We are sure you’re wondering what our take on the red carpet footage before yesterday’s SuperSkills festivities was. Well, after considerable TiVo delay, we’ve decided to zap through the presentation from NHL Network, and we’re happy to share our purely fangirl-riffic take on the be-suited players in all their All-Star finery.
– Okay, we were only going to do a cursory run through the show and just comment on what the players look like to us, but we are immediately sidetracked when Stormy the Ice Hog (or whatever he is), the Carolina mascot, starts hamming it up for the camera. He is mangy. The edges of his snout are worn off and peeling. And when we pause on a shot of him, we are horrified to discover his nostrils look distinctly like eyeholes.

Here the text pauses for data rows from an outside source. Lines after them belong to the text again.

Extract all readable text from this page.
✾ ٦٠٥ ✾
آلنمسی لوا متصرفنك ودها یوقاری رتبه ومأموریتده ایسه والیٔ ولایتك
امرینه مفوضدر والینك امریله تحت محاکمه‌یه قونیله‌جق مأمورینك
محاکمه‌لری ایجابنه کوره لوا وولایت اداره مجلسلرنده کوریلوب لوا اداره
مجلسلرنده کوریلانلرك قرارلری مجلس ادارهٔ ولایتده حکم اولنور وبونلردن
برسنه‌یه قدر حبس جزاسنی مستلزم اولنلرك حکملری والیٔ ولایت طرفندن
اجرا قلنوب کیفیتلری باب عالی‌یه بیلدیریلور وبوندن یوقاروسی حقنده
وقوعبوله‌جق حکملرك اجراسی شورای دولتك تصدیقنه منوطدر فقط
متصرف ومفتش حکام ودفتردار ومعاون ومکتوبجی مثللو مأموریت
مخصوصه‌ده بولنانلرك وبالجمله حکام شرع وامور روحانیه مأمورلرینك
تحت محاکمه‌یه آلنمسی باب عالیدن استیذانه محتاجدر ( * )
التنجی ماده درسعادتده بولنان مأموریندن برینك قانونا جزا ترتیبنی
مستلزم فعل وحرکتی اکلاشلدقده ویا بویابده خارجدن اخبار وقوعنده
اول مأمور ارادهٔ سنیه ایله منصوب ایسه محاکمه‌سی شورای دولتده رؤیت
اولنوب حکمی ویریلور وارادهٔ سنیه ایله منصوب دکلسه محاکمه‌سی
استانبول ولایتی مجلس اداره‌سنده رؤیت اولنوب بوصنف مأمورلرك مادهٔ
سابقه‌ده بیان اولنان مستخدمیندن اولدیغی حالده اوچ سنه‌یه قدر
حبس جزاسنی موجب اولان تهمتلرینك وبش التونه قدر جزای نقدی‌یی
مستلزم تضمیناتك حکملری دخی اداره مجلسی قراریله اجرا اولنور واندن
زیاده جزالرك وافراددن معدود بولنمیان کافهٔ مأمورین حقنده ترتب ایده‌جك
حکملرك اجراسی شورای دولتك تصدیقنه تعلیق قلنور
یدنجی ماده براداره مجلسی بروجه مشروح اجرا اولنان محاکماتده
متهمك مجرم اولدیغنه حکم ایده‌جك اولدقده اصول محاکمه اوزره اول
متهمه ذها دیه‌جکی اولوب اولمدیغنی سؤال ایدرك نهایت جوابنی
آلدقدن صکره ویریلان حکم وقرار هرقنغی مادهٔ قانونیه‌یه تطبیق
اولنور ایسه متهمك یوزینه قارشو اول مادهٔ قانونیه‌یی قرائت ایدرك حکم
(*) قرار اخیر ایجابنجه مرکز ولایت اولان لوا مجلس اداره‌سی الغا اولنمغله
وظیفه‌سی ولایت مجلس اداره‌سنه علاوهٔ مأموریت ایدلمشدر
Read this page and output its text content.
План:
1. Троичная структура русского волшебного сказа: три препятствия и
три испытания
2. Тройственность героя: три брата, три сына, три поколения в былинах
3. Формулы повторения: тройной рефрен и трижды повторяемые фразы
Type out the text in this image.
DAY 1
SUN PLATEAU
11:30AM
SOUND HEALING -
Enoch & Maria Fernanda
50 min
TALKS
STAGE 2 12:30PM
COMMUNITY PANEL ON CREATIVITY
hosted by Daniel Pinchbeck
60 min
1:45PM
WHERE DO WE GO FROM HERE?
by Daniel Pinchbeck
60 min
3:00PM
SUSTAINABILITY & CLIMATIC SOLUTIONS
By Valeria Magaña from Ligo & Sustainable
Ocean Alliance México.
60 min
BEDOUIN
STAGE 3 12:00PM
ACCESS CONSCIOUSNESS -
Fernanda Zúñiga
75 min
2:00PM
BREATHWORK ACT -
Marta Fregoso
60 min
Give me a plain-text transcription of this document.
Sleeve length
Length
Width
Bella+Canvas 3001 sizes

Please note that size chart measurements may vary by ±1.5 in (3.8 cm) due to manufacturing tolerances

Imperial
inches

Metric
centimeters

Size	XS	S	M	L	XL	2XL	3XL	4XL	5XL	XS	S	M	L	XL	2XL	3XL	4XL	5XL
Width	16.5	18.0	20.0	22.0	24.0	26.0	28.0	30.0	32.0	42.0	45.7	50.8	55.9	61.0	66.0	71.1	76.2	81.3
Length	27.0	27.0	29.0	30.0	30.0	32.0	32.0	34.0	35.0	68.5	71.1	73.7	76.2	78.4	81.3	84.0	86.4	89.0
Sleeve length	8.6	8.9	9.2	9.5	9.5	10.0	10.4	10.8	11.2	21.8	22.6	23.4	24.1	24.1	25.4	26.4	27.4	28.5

– We have no interest in what anyone has to say. We are literally in this just for cleaned-up, well-dressed hockey players. And mascots. There’s Stinger behind Dave Strader!
– Yayson Spezza: looks like a million bucks. Of course, he’s 33% of the hott the All-Star weekend has to offer, so what else would we say? We’re glad to see that 33% was giving 110%. And what was up with the interviewer asking Yayson who is tailor is? Dolce and Gabbana are like, “Tailor???” (The patent-leather, pointy witch shoes are a bit much, but we overlook that.)
– HAHAHA! Poor wretched, bedraggled Stormy gets stuck in a monkey-in-the-middle situation between two jugglers.
– Tim Thomas: We are stunned into silence. We also really can’t put our fingers on what he looks like. Pookie thinks the eagle pendant on his toolish beaded necklace looks Nazi-ish, Boomer thinks he looks like Brian Dennehey in the frame we paused the TiVo on, and we are all in agreement that he looks like he whined his way onto the All-Star team. After several moments Boomer recants, “That’s probably not fair, by the way. Brian Dennehey is better looking than that.” Whatever. We don’t like him. Nor do we care who is tailor is.
– Soupy: Kicks things off by picking his nose with a Sharpie. Pookie: “He does not look like he deliberately went tieless, he just looks like he forgot his tie.” Pause. “Or that he’s wearing it like a belt.” It is an indisputable fact that Soupy has the worst hair in hockey. He ends the interview by chewing on his pen, or as Pookie says, “Like he’s eating the boogers off of it.”